Délivrez-nous, Seigneur.
Par le martyre des soldats massacrés à Fischau par les Prussiens,
Délivrez-nous, Seigneur.
Par le martyre des soldats immolés à coups de knout, à Cronstadt 57, par les Moscovites,
Délivrez-nous, Seigneur.
Par le sang de tous les soldats morts à la guerre pour la foi et la liberté,
Délivrez-nous, Seigneur.
Par les blessures, les larmes et les souffrances de tous les esclaves, de tous les exilés, de tous les pèlerins polonais,
Délivrez-nous, Seigneur.
Accordez-nous la guerre générale pour la liberté des peuples,
Nous vous en conjurons, Seigneur.
Accordez-nous nos armes et nos aigles nationales,
Nous vous en conjurons, Seigneur.
Accordez-nous une mort bienheureuse sur le champ de bataille,
Nous vous en conjurons, Seigneur.
Accordez-nous un tombeau pour nos ossements dans notre terre,
Nous vous en conjurons, Seigneur.
Accordez-nous l’indépendance, l’intégrité et la liberté de notre patrie,
Nous vous en conjurons, Seigneur.
Au nom du Père, et du Fils, et du Saint-Esprit.
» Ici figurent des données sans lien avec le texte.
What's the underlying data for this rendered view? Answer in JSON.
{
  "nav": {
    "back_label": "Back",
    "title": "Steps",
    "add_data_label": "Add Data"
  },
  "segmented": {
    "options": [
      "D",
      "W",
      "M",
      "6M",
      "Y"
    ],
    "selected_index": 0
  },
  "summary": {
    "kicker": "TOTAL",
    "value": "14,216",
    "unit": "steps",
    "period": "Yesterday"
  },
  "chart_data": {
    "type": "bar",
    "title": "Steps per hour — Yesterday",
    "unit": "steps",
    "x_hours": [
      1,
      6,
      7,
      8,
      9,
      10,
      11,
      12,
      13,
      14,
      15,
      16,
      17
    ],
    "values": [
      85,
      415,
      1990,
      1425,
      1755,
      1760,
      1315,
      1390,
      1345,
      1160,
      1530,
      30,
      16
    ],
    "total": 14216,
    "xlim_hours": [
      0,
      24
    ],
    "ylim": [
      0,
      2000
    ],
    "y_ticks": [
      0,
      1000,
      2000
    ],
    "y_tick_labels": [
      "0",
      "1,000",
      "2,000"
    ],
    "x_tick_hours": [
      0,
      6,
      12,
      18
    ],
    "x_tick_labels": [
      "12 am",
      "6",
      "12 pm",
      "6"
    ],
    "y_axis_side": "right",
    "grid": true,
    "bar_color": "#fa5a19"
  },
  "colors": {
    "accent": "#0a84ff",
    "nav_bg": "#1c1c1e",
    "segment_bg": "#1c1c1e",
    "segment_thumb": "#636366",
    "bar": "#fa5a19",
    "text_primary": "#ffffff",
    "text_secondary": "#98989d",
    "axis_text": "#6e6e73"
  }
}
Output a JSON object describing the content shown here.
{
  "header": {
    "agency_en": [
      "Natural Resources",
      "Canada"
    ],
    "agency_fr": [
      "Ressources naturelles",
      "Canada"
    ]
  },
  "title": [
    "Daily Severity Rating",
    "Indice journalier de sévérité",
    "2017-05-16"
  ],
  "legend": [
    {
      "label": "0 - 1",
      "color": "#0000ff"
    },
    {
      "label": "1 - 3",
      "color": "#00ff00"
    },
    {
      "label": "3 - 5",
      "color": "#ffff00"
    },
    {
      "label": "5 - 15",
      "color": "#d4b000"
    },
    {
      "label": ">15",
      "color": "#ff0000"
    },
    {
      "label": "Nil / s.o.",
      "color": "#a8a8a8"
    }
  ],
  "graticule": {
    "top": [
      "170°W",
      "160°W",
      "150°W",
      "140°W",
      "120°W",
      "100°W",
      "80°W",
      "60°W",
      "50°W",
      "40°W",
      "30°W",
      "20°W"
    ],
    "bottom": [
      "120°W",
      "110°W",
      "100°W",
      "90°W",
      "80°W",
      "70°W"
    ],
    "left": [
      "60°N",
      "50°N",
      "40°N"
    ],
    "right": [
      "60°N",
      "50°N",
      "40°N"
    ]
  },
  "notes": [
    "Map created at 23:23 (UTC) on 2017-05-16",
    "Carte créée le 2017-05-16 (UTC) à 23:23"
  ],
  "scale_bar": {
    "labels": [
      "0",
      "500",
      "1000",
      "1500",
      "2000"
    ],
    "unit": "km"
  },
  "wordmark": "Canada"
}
Ainsi soit-il.
Appendice.
Nous avons cru entrer tout-à-fait dans l’esprit de cet ouvrage en y adjoignant deux prières publiques qui se rattachent à des époques de la dernière révolution, ainsi que l’Hymne à la Pologne, par M. l’abbé de La Mennais. Cette production, la plus récente de cet illustre écrivain, était encore inédite en France.
PRIÈRE
PRONONCÉE DANS LES ÉGLISES DE VARSOVIE
LE JOUR DE l’ANNONCIATION, 25 MARS 1831.
Vierge Sainte ! douce Mère des mortels ! mil huit cent trente et une années se sont déjà écoulées depuis que votre oreille se réjouit d’entendre ces paroles prononcées par l’ange : Vous enfanterez le Sauveur des nations. Intercédez aujourd’hui pour que votre divin Fils envoie aussi un ange consolateur à ce peuple qui a été fidèle à sa loi depuis tant de siècles. Que la Pologne, qui vous appelle sa Reine, que la Pologne, qui fut si souvent le plus ferme appui de la chrétienté, redevienne florissante sous l’abri du saint Évangile, et soit aussi l’égide de la liberté des peuples. Vierge Sainte ! si le Tout-Puissant a décidé, dans sa sagesse profonde, que notre patrie toute chrétienne doit souffrir, comme votre divin Fils, la mort du martyre, que sa gloire fasse partie de la gloire éternelle du monde !
PRIÈRE
FAITE À VARSOVIE APRÈS LE PASSAGE DE LA VISTULE
PAR LES RUSSES, EN AOÛT 1831.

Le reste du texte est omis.